La Giungla di Calais rinasce come la fenice
Nella bidonville francese sorta accanto all’ingresso del tunnel della Manica, vivono 3.500 persone in attesa di riuscire ad arrivare in Gran Bretagna. Di questi 400 circa sono bambini, di cui molti orfani. A fine febbraio le autorità di Calais hanno “gestito” lo sgombero per le condizioni malsane. Ma il futuro è tutto da scrivere.
Alcuni ragazzi raccolgono il legno da quello che rimane delle tende ormai distrutte: lo useranno per accendere un fuoco durante la fredda notte francese.
A Calais, nella cosiddetta Giungla ora ci sono solo spianate e vento gelido, non c’è più resistenza, ma rassegnazione. Dopo continui slittamenti, dalla mattina di lunedì 29 febbraio è iniziato lo sgombero forzato della zona sud del campo profughi più grande d’Europa, sorto lungo la costa settentrionale della Francia vicino all’ingresso del tunnel della Manica.
Un limbo che sa più d’inferno che di paradiso: qui migliaia di migranti aspettano giorni interi per provare a entrare nel Regno Unito, intrufolandosi tra pertugi e pericolosi passaggi improvvisati su tir. Nella bidonville vivono circa 3.500 persone (per la prefettura, invece, sono mille), di cui 400 sono bambini e adolescenti, buona parte dei quali senza genitori.

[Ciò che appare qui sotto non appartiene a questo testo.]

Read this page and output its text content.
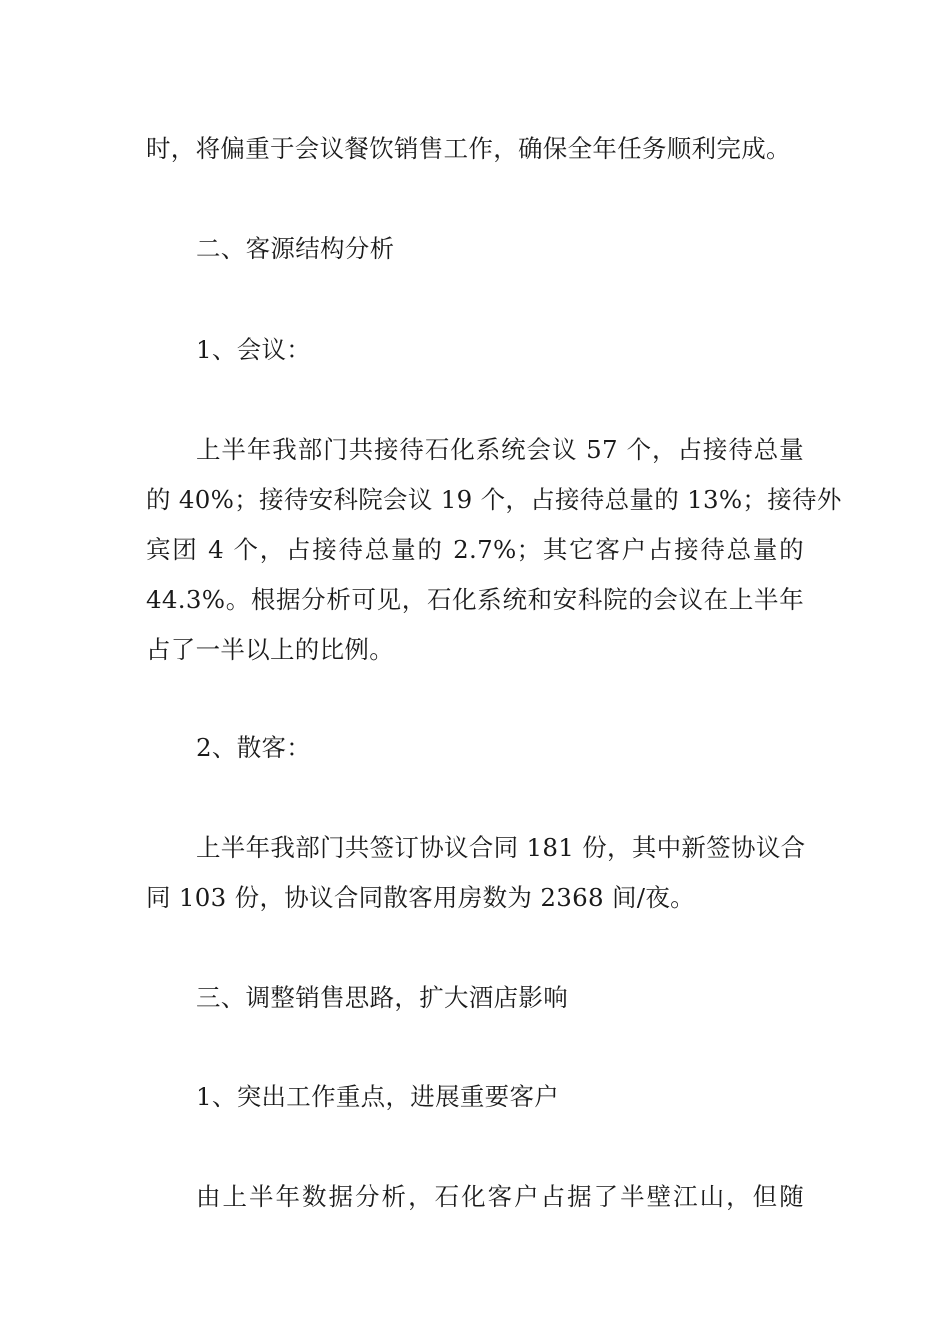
时，将偏重于会议餐饮销售工作，确保全年任务顺利完成。
二、客源结构分析
1、会议：
上半年我部门共接待石化系统会议 57 个，占接待总量
的 40%；接待安科院会议 19 个，占接待总量的 13%；接待外
宾团 4 个，占接待总量的 2.7%；其它客户占接待总量的
44.3%。根据分析可见，石化系统和安科院的会议在上半年
占了一半以上的比例。
2、散客：
上半年我部门共签订协议合同 181 份，其中新签协议合
同 103 份，协议合同散客用房数为 2368 间/夜。
三、调整销售思路，扩大酒店影响
1、突出工作重点，进展重要客户
由上半年数据分析，石化客户占据了半壁江山，但随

I bulldozer, che da diversi giorni circondavano i bordi del campo come avvoltoi portatori di una minaccia ormai reale, protetti da decine di agenti della polizia in antisommossa, hanno demolito baracche e tende improvvisate e la situazione, tesa e insopportabile, è degenerata immediatamente: un gruppo di migranti, assieme a militanti del movimento No borders, ha dato fuoco ad alcuni capannoni, mentre altri hanno lanciato sassi contro gli agenti che hanno risposto con gas lacrimogeni e granate stordenti.
Con i fumi e le fiamme delle case incendiate, ridotte a scheletri bruciati, quando sono riprese le attività di sfollamento, una dozzina di migranti è salita sui tetti delle abitazioni di fortuna per protestare: una donna ha tentato di tagliarsi i polsi in un tentativo di ribellione alla distruzione del campo, mentre alcuni ragazzi iraniani si sono cuciti la bocca come gesto estremo per farsi ascoltare.
Dopo la decisione del tribunale amministrativo di Lille di evacuare la parte sud della vasta tendopoli, il sindaco di Calais, Natacha Bouchart, aveva garantito il carattere “umanitario” dello sgombero, necessario a causa delle pessime condizioni igieniche.
Container riscaldati e assistenza nei centri di accoglienza sono le proposte alternative del governo di Hollande che, però, sono viste di cattivo occhio da chi vive lì
Entrare in strutture controllate dallo stato, infatti, significherebbe chiedere asilo in Francia, essere smistato in altre regioni del paese e, dunque, abbandonare il sogno di entrare in Gran Bretagna.
Tuttavia, nella Giungla l’umanità si è ripresa la sua dignità e i suoi spazi: in un luogo sommerso da fango perenne e odori chimici delle industrie limitrofe, la vita ha continuato a scorrere. Tra ristoranti africani e mediorientali, un barbiere, chiese e negozietti, l’ingegno umano ha provato a rendere più accoglienti spazi freddi e senza anima.
Il filosofo Albert Camus sosteneva l’importanza della cultura: «Senza di essa e senza la relativa libertà che ne deriva, la società, anche se fosse perfetta, sarebbe una giungla» e proprio dalla Giungla gli abitanti hanno provato a scrollarsi di dosso quest’etichetta e così la cultura qui dentro è diventata un bene primario: sono sorte delle scuole, ma soprattutto un teatro, valvola di sfogo per giovani e meno giovani, che si ritrovano e si esibiscono o partecipano come spettatori.
Non sempre a Calais gli abitanti sono stati siriani, afghani, pachistani o provenienti dall’Africa nera
A metà degli anni Novanta, a causa della guerra in Kosovo, un gran numero di persone cercò di spostarsi dai Balcani verso l’Europa centrale. Per far fronte al crescente numero di migranti, la Croce rossa aprì un centro di accoglienza in un grande capannone a Sangatte, usato, in passato, come deposito per i lavori di costruzione del tunnel della Manica. A causa, però, delle pressioni del governo britannico, la Francia decise di chiudere il campo anzitempo.
La storia, insomma, è ciclica
Allora come oggi, dopo aver sgomberato il campo, ne è nato uno nuovo e quelli che oggi scappano sono convinti: se non riusciranno a entrare in Inghilterra, nascerà una nuova Giungla in attesa di riuscirci.